2. SIGNAL EXTRACTION
For each data source, extract:
- High-frequency concepts that appear across multiple contexts
- Unique terminology specific to this industry/audience
- Decision-making criteria mentioned in evaluations or discussions
- Unmet needs expressed directly or implied through complaints
- Success metrics that matter most to this audience
3. CONTEXT MAPPING
Create connections between:
- Problems mentioned
→ Solutions discussed
→ Outcomes achieved
- Industry challenges
→ Tool/service categories
→ Vendor preferences
- Use cases described
→ Implementation challenges
→ Success factors
4. COMPETITIVE INTELLIGENCE
Extract mentions of:
- Direct competitors and how they're perceived
- Alternative solutions and their positioning
- Switching behaviors and triggers
- Price sensitivity and budget considerations
- Feature gaps in existing solutions
Output Structure:
A. AUDIENCE INSIGHTS
- Primary language patterns and terminology
- Core pain points ranked by frequency/intensity
- Decision-making process indicators
- Preferred communication styles
B. MARKET INTELLIGENCE
- Competitive landscape observations
- Emerging trends and opportunities
- Unmet needs and market gaps
- Success factors for solutions in this space
C. STRATEGIC RECOMMENDATIONS
- Positioning opportunities based on data patterns
- Messaging framework using authentic audience language
- Product/service development priorities- Content strategy recommendations
D. MONITORING PRIORITIES
- Key phrases/topics to track ongoing
- Early warning indicators for market shifts
- Competitive monitoring recommendations
Data Sources to Process:
[INSERT YOUR SPECIFIC DATA SOURCES HERE]
Examples:
- Community forum discussions (paste conversations)
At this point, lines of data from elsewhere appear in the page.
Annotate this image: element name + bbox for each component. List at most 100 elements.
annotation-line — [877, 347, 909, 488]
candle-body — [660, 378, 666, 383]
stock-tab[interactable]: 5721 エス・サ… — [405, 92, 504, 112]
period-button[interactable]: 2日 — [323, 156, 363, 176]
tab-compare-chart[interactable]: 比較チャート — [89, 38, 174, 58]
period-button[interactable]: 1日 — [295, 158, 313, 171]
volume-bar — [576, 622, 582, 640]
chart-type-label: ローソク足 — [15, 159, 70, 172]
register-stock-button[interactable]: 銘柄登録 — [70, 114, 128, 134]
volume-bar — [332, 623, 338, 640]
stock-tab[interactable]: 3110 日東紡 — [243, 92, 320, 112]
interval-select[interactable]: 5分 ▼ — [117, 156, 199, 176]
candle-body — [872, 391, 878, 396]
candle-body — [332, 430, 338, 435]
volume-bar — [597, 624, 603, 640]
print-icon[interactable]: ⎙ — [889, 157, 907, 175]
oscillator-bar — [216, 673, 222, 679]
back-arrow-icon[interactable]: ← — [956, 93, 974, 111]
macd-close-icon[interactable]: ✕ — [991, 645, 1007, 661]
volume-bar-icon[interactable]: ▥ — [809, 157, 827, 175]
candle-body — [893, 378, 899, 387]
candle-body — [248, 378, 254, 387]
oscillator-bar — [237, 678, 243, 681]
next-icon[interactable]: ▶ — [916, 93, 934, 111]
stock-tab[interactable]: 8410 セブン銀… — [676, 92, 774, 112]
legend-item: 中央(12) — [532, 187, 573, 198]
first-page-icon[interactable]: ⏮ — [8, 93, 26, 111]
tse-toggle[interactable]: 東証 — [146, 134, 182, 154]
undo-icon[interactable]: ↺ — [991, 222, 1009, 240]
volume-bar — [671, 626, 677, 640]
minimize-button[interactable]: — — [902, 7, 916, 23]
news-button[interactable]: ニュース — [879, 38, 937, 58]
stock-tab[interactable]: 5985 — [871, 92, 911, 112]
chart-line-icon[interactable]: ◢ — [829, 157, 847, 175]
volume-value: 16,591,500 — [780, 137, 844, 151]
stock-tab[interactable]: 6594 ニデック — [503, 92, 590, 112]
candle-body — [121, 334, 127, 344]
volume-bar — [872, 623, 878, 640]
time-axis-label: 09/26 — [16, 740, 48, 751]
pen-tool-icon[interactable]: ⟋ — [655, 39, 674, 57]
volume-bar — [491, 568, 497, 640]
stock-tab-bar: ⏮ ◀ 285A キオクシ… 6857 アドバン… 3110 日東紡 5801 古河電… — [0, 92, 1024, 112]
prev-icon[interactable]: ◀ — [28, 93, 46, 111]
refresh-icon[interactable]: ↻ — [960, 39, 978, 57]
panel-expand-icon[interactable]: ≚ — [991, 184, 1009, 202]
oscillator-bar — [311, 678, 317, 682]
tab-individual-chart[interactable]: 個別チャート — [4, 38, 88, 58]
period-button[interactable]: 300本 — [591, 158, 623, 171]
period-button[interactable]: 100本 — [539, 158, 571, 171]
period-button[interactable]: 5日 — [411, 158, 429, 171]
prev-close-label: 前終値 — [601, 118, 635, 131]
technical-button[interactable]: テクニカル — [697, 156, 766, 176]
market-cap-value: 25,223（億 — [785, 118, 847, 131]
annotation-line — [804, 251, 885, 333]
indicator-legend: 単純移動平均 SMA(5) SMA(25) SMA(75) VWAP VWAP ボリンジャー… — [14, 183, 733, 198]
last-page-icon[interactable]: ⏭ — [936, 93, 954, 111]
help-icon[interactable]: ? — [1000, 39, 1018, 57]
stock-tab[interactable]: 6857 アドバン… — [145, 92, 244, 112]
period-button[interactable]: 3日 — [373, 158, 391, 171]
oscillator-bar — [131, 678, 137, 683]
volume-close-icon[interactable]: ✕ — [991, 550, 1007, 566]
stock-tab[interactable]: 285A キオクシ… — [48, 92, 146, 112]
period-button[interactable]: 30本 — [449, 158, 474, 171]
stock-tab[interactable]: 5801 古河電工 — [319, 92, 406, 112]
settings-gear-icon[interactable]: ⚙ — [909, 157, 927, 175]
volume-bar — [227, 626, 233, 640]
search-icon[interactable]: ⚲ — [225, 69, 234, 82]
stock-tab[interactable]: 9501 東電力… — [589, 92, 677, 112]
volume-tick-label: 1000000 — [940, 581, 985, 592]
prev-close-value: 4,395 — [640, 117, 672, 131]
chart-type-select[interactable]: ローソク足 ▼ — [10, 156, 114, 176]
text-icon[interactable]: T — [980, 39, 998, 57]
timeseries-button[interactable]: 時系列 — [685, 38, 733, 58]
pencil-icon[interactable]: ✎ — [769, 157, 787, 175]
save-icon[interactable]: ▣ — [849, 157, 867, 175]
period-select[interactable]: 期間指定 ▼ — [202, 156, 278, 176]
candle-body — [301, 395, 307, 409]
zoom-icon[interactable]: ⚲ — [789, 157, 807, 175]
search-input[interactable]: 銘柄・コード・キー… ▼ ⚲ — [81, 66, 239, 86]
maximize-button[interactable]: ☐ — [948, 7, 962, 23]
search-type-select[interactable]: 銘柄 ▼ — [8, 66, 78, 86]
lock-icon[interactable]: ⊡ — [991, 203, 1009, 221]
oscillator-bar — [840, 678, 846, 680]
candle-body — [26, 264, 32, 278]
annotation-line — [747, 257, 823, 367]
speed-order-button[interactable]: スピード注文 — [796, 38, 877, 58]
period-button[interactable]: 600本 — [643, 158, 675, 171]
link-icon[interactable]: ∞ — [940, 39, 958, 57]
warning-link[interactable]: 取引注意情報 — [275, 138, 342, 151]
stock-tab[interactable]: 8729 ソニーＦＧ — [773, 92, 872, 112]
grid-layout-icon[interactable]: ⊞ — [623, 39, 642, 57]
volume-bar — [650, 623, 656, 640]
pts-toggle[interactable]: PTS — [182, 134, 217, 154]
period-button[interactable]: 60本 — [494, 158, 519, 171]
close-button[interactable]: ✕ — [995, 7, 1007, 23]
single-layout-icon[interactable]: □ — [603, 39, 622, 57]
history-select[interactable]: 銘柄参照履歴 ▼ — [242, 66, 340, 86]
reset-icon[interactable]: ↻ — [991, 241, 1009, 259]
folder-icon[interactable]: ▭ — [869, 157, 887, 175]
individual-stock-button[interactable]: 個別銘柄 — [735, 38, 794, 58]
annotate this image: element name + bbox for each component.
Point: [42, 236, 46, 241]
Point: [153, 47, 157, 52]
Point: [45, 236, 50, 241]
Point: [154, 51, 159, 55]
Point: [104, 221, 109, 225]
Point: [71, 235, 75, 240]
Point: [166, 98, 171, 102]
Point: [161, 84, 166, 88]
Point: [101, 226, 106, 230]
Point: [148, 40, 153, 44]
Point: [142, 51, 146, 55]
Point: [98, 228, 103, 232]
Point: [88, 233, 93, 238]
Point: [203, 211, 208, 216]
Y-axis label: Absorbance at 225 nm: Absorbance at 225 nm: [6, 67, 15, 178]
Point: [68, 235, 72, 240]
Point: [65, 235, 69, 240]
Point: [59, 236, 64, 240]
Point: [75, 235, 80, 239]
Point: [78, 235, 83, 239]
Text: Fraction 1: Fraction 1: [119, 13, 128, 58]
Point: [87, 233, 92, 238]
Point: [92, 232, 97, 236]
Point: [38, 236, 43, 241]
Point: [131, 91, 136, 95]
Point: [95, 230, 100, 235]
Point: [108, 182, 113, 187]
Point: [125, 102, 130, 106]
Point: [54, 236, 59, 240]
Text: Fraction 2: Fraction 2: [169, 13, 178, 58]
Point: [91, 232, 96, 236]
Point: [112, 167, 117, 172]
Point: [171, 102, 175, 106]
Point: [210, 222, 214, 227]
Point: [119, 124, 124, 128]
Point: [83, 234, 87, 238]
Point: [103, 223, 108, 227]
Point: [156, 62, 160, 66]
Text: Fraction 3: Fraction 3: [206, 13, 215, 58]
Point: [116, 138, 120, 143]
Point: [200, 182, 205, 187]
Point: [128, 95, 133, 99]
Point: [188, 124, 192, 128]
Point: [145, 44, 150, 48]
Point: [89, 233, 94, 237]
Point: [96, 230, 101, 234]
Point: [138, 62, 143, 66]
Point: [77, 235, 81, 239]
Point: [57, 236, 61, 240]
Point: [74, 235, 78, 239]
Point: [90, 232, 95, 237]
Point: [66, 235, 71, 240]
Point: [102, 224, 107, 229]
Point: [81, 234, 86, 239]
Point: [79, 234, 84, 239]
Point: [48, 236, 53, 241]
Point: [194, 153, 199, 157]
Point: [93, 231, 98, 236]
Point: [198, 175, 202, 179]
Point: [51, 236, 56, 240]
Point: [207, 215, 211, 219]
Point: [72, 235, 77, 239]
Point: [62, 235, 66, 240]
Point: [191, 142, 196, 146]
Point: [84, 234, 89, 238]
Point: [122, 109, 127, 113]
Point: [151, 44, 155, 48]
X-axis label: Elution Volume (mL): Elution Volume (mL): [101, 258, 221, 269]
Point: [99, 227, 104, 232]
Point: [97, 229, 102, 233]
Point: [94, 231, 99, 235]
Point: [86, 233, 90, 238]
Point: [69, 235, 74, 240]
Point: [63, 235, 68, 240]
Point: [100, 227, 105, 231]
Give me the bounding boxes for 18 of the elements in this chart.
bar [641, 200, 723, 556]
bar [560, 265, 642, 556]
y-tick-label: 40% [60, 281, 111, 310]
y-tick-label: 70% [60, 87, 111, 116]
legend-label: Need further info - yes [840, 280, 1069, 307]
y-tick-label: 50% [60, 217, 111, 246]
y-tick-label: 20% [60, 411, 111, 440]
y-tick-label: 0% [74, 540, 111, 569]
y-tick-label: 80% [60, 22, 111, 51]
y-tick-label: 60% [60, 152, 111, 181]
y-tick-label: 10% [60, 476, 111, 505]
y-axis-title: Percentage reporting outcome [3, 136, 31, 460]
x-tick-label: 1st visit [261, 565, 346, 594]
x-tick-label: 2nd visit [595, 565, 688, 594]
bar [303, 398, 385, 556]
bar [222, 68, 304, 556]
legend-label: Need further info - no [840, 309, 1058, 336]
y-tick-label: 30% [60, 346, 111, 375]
- G2/Capterra reviews (competitor and category reviews)
- Social media conversations (relevant threads/comments)
- Sales call transcripts (customer interviews)
- Support tickets (feature requests, complaints)
- Industry survey responses
- Conference/webinar
Analysis Instructions:
- Cross-reference patterns across ALL provided sources
- Quantify frequency of themes where possible
- Note contradictions or conflicting signals
- Highlight unique insights that wouldn't be obvious from single sources
- Focus on actionable intelligence over general observations
- Prioritize insights supported by multiple data points
- Flag outlier perspectives that might indicate niche opportunities
Process this data and provide comprehensive analysis following the structure above.
How to use this
Replace the "Data Sources to Process" section with your actual data - paste in forum conversations, copy competitor reviews, add transcript excerpts.
Start with one data source to test it out. Once you see the value, expand to multiple sources. The AI will start connecting patterns across different types of conversations that you'd never spot manually.
Hope this helps you make something cool with AI!